Le recouvrement des impositions établies au titre d'exercices antérieurs est poursuivi sur le seul fondement de la loi de finances qui a créé ces impôts ou les a maintenus au titre desdits exercices, et non sur le fondement de la loi de finances de l'année au cours de laquelle l'action en recouvrement est engagée : (ainsi l'absence de promulgation de la loi de finances pour 1985 ne ferait-elle pas obstacle à ce que soit poursuivi le recouvrement des impositions établies au titre des exercices antérieurs à 1984). C'est qu'en effet les encaissements seraient effectués au cours d'une même année : l'article 35 de l'ordonnance précitée fait obligation aux lois de règlement de distinguer les encaissements en fonction des années « auxquelles ils se rapportent ».

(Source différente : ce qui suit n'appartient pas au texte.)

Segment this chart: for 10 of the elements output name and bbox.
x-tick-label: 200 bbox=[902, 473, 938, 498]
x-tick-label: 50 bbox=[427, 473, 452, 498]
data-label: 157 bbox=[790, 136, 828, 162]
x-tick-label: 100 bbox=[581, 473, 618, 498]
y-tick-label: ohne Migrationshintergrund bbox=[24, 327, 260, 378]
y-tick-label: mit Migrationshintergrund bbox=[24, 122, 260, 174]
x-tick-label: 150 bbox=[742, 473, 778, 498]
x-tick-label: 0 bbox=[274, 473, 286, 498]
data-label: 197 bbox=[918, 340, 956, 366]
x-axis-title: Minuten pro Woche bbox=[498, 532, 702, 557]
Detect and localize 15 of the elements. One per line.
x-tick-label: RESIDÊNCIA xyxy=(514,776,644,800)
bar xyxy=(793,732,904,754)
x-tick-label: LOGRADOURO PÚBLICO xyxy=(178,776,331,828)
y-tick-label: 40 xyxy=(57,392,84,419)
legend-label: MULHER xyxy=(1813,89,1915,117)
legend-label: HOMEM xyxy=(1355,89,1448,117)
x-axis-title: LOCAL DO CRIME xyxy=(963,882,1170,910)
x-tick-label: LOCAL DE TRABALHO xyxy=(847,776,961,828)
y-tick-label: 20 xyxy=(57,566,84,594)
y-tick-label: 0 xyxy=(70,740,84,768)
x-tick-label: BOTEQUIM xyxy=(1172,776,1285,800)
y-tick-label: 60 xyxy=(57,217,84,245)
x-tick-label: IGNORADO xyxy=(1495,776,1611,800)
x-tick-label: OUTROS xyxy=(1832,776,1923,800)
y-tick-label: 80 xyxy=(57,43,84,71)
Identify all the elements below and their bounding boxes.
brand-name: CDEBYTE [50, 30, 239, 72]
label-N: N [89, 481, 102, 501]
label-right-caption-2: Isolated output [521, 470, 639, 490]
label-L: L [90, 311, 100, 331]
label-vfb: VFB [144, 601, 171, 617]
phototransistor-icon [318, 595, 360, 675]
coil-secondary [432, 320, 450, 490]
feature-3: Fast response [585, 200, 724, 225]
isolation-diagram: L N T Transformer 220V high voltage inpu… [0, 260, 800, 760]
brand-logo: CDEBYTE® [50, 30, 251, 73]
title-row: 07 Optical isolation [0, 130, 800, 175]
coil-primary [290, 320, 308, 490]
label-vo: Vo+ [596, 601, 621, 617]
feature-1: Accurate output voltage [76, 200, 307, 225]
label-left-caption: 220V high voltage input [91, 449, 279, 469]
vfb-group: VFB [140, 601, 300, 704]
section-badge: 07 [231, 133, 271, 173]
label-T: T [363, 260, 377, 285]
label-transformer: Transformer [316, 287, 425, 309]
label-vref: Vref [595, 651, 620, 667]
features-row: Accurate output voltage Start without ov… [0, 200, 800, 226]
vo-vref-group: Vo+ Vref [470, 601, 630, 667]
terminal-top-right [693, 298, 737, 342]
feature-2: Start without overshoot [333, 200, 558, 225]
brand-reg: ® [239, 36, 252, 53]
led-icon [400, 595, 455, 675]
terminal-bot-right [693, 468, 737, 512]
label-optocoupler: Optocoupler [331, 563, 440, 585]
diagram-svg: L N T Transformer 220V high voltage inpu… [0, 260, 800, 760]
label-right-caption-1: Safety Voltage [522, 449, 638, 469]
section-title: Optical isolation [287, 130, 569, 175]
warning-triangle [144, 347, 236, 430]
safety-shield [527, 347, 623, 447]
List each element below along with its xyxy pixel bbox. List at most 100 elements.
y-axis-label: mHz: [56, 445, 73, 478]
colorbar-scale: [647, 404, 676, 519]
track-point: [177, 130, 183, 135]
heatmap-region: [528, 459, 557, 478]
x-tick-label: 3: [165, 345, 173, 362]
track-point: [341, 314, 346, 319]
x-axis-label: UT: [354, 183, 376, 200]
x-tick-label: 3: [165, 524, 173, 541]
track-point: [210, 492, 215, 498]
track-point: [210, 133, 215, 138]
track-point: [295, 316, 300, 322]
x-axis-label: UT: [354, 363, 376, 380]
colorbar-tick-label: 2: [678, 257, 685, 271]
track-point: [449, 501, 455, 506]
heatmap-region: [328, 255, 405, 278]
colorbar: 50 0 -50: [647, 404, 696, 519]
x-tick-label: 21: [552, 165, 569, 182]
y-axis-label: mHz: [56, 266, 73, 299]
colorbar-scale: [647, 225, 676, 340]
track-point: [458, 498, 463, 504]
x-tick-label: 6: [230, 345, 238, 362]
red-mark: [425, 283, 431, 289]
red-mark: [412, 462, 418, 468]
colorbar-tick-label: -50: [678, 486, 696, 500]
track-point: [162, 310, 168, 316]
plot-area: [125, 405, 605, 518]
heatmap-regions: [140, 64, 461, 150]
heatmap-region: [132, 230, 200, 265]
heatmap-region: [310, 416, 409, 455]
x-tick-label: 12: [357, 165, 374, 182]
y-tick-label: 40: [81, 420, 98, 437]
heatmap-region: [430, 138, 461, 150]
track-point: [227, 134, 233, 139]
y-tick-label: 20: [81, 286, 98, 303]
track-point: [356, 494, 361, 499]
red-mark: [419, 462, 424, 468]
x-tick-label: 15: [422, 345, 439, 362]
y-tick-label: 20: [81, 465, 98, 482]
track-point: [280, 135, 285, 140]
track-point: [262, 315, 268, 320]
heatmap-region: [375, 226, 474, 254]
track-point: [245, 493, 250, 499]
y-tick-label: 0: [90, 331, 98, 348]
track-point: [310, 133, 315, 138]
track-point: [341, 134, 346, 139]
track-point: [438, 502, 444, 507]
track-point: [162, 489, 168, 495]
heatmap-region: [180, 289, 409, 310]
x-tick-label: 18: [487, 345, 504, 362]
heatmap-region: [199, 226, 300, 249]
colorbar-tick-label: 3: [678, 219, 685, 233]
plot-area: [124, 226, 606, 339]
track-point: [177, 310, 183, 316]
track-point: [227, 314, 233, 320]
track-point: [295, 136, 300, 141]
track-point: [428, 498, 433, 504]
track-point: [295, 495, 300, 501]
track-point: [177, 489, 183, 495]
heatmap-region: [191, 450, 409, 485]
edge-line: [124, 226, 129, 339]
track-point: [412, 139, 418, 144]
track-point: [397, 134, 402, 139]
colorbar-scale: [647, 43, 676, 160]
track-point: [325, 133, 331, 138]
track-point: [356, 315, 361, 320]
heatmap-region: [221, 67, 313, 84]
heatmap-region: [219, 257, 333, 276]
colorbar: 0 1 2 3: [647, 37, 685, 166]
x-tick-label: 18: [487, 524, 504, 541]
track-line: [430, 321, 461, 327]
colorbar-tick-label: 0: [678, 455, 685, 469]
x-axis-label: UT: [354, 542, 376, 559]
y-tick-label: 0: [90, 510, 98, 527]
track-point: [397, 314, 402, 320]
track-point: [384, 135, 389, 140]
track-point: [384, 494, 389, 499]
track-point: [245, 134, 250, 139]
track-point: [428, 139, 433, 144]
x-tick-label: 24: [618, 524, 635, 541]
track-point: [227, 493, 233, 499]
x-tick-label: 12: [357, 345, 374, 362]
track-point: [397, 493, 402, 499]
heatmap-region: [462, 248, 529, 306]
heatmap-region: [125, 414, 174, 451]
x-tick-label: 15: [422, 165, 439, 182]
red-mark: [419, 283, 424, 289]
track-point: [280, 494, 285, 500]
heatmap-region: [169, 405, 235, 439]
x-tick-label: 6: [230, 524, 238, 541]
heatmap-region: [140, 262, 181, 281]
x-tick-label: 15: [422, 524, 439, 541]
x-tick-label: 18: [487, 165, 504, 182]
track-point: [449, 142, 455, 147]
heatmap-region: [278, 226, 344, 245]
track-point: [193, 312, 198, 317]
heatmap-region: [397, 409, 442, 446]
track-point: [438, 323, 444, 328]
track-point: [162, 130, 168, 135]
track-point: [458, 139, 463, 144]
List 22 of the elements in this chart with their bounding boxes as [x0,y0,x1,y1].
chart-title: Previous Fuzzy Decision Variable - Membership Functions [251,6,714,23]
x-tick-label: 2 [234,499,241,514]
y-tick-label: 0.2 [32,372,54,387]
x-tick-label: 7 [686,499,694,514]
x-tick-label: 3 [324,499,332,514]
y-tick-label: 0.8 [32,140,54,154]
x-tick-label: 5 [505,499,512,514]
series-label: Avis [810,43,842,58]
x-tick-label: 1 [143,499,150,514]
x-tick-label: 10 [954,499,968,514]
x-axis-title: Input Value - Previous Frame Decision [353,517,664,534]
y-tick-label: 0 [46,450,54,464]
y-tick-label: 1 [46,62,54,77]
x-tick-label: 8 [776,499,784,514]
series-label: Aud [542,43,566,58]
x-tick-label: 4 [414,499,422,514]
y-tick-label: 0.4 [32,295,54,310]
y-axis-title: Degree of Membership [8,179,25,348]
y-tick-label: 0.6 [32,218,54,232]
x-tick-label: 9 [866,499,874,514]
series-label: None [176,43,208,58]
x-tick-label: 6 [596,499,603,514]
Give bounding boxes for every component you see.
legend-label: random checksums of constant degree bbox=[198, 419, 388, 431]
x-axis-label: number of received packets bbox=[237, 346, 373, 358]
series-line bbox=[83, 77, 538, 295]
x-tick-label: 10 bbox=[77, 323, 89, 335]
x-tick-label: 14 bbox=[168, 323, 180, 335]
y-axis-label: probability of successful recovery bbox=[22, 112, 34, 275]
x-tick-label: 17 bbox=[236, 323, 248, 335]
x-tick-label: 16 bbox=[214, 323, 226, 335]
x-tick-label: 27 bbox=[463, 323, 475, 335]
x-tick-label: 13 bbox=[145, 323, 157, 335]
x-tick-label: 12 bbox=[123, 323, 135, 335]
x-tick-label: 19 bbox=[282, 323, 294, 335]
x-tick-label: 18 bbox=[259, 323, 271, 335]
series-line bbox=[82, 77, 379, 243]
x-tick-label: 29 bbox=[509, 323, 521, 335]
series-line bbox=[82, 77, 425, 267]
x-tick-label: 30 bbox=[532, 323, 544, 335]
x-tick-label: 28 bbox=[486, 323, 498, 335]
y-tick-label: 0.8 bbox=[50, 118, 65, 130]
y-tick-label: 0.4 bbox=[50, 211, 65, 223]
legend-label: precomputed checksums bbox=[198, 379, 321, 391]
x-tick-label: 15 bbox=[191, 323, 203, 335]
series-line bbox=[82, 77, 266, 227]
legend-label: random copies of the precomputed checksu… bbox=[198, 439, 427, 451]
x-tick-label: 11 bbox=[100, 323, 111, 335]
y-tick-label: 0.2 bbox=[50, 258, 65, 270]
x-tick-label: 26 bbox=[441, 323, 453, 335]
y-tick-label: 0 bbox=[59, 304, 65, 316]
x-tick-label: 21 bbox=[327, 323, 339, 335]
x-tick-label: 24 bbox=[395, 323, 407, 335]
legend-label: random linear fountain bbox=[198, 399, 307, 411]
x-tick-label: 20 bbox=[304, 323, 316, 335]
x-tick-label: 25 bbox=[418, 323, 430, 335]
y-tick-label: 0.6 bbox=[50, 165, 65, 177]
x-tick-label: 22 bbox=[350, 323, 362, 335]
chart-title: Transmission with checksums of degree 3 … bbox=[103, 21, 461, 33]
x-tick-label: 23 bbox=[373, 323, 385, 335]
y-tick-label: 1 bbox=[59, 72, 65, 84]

En modifiant rétroactivement l'assiette des impôts établis (ou à établir dans le cadre de procédure de redressement) au titre d'années antérieures, le législateur créerait donc une ressource de l'Etat pour une année civile autre que l'année 1985 : les redressements dont le bien-fondé résulterait de cette disposition interprétative seraient bien classés dans la loi de règlement parmi les encaissements de recettes définitives se rapportant à une année antérieure.
Par suite, la disposition litigieuse est contraire à l'article 47 de la Constitution et à la loi organique précitée. Il paraît impossible de disjoindre la seule phrase relative au caractère interprétatif de la disposition dès lors que, comme le montre le débat législatif, l'intention principale des auteurs de l'article a été de contrer une jurisprudence du Conseil d'Etat et de faire obstacle à l'intervention d'autres arrêts accordant des dégrèvements au titre d'exercices passés.
La pratique des modifications rétroactives de l'assiette d'impositions établies ou à établir au titre de faits générateurs anciens est au surplus contraire à la sécurité juridique qui fonde le droit des personnes dans une démocratie : des successions ont pu être liquidées, des transferts d'entreprise effectués, de nombreux actes civils ou commerciaux effectués en considérant légitimement que les obligations fiscales avaient été remplies sur le fondement des textes applicables. L'établissement d'un impôt rétroactif est ainsi contraire à une liberté publique fondamentale, celle de pouvoir déterminer ses actes en fonction d'un état de droit.
C'est donc en considérant que la procédure utilisée par le Gouvernement pour faire adopter par le Parlement les dispositions objet de l'article 86 n'est pas conforme aux dispositions de l'article 47 de la Constitution et des articles 2 et 4 de la loi organique relative aux lois de finances, que les sénateurs soussignés vous demandent, monsieur le Président, messieurs les membres du Conseil constitutionnel, de déclarer que l'article 86 de la loi de finances pour 1985 n'est pas conforme à la Constitution.